Domestically, Australia’s economy continues to sputter. Q1 GDP rose just 0.2% q/q as household consumption stalled, while underwhelming retail sales and PMIs highlight the economy’s lack of internal momentum. With inflation softening, markets now price in an 86% chance of a 25bp RBA rate cut on July 4.
Meanwhile, U.S. jobs data beat expectations, with nonfarm payrolls up 139K and wages rising 3.9% YoY—reinforcing the Fed’s cautious stance and keeping Treasury yields firm. The resulting yield differential continues to cap AUD upside.
AUDUSD, H4
AUD/USD continues to hover just beneath the 0.6526 resistance level, with price action pressing against the upper edge of a developing symmetrical triangle. Despite holding above a rising trendline from late May, recent sessions have shown signs of hesitation, with upward momentum stalling near the apex of the coiling structure.

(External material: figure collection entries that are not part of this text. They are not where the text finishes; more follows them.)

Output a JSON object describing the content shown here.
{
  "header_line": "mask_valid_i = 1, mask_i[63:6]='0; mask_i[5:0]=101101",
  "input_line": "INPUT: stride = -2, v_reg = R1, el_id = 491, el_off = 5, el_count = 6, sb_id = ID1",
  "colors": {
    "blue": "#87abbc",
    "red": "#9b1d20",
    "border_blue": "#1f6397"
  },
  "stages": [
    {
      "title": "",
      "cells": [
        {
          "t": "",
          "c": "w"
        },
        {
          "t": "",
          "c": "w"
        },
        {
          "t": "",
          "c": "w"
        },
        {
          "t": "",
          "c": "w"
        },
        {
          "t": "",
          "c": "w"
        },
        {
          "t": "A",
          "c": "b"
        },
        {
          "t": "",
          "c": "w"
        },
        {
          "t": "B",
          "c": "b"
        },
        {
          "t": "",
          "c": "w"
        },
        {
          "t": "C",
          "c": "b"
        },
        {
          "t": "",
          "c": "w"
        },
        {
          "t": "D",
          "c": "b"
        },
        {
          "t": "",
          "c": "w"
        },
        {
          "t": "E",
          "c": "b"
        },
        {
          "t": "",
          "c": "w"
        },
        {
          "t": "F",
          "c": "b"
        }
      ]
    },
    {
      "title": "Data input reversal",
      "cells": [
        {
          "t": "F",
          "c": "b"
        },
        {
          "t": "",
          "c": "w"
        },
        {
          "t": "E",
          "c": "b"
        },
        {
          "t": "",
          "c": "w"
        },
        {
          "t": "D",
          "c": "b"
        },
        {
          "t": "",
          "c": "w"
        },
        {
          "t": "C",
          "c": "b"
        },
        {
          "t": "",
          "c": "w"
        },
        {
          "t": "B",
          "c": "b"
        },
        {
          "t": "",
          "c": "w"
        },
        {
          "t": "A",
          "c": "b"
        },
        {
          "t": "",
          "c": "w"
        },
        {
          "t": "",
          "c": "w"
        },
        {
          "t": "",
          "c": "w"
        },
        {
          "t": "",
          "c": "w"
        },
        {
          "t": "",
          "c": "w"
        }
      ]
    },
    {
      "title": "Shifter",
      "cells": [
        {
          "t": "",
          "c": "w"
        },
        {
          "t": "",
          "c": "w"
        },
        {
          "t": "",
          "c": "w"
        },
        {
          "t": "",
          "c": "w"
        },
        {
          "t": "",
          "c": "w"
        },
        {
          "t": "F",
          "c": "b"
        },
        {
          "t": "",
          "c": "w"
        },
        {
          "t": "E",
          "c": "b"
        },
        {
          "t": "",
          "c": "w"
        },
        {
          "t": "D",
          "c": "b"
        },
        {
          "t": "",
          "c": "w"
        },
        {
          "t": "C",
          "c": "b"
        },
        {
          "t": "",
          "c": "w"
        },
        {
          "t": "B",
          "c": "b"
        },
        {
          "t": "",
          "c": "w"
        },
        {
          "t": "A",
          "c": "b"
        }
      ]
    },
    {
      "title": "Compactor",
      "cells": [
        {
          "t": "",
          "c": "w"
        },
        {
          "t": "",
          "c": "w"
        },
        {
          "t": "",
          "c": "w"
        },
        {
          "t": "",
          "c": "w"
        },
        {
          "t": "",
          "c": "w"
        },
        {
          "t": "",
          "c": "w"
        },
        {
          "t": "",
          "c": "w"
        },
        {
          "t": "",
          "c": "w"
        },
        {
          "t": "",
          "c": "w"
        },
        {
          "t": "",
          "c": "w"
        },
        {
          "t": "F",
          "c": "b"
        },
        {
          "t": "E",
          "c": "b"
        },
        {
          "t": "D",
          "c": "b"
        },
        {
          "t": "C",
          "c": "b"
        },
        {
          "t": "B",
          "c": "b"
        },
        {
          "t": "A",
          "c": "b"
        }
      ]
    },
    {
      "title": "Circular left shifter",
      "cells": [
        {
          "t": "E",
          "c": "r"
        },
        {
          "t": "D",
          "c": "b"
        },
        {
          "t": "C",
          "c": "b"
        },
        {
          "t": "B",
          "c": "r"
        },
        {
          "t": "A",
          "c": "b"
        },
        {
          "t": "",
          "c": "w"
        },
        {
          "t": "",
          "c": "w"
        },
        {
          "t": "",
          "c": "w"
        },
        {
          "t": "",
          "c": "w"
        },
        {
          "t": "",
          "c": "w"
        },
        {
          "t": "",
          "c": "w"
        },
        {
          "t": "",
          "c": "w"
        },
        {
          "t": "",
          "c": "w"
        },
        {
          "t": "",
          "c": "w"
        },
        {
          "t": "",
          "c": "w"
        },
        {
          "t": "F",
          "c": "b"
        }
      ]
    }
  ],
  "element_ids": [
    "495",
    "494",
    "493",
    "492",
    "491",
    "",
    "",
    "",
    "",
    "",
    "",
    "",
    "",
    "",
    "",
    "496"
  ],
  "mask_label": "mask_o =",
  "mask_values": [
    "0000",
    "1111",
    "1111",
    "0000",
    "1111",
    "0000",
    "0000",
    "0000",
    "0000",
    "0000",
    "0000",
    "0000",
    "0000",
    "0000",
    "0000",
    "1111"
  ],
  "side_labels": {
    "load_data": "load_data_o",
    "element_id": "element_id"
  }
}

While the broader bullish bias remains intact—supported by higher lows and repeated defenses of the 0.6455 and 0.6410 zones—the failure to push decisively through overhead resistance raises doubts about the sustainability of the move. Price remains firm above 0.6485 for now, but the inability to generate follow-through suggests fading conviction.
Momentum indicators offer a cautiously constructive backdrop. The RSI holds around 61, pointing to moderate bullish strength while staying short of overbought territory. However, the MACD line is only slightly above the signal line, with the histogram flattening—hinting at a loss of thrust that could evolve into a bearish crossover if momentum weakens further.